Can’t make a derived instance of ‘Enum AlphabetADT’:
‘AlphabetADT’ must be an enumeration type
(an enumeration consists of one or more nullary, non-GADT constructors)

martijnhoekstra · February 7, 2020, 10:38am

I can’t yet see the argument for having values and valueOf on AlphabetADT but not having them on the same with a type parameter. Providing them seems equally useful (i.e. a bit) in both cases.

rgwilton · February 7, 2020, 10:38am

I thought functional programming was about avoiding side effects , yet adding/removing case statements to an enum has some surprising side effects.

My instinct is that this will end up being confusing to end users of the language - it feels like it is making what should be a simple feature quite a bit more complex.

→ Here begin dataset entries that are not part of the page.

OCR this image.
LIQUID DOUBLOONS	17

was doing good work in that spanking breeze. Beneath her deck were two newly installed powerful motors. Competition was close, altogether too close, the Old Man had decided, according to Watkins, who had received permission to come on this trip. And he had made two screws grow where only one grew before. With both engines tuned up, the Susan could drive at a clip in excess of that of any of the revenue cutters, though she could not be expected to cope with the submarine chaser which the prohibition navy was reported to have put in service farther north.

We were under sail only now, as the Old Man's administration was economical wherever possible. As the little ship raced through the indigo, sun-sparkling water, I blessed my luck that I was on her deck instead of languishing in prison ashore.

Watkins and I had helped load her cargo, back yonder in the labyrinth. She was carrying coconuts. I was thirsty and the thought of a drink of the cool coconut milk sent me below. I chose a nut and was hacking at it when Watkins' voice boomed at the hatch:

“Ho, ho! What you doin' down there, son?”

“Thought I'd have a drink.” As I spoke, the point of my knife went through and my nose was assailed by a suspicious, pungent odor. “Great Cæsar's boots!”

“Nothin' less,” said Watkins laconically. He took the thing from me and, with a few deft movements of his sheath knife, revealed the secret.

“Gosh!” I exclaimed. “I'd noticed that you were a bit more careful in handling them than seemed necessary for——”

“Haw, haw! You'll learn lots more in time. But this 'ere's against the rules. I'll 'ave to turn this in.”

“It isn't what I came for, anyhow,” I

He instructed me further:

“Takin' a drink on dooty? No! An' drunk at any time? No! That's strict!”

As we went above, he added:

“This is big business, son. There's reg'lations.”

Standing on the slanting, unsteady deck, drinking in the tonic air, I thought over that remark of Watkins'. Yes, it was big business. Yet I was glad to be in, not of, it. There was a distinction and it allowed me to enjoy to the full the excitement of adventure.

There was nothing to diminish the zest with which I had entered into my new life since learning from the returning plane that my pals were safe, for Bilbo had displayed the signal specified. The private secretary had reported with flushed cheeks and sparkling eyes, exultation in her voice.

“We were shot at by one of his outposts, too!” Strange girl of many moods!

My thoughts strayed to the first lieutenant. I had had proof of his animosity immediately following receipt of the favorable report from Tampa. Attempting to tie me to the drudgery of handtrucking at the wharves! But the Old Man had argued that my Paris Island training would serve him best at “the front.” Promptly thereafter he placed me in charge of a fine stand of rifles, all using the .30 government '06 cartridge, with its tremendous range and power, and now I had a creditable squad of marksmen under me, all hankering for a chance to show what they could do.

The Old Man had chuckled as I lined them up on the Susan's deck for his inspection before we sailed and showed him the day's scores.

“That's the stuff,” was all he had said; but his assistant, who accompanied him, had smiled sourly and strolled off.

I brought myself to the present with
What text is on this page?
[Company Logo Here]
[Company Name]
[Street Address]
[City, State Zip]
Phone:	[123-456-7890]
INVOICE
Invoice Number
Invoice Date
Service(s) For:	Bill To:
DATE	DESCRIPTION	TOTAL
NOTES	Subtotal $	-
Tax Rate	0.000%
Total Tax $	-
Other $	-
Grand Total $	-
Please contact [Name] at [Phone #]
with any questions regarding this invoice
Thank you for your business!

martijnhoekstra · February 7, 2020, 10:40am

What is the simpler proposal you had in mind?

rgwilton · February 7, 2020, 10:51am

My proposal would be to split these into two separate features:

Use the enum keyword to define enums, as per https://dotty.epfl.ch/docs/reference/enums/enums.html, and probably always make them extend java.lang.Enum (if that works). These should always have valueOf and values defined. Perhaps that also means that they cannot have a type parameter, but that would also be okay.

Then use a different keyword for ADTs (https://dotty.epfl.ch/docs/reference/enums/adts.html)

E.g.

choice Option[+T] {
  case Some(x: T)
  case None
}

These would not implement java.lang.Enum, and would not have valueOf or values defined. I would also suggest limiting the “hierarchical enums” to the ADTs syntax only.

Even though this means that the language ends up with two features rather than one, I think that it ends up with less overall complexity, and the semantics and restrictions of each feature are hopefully easier to define and understand.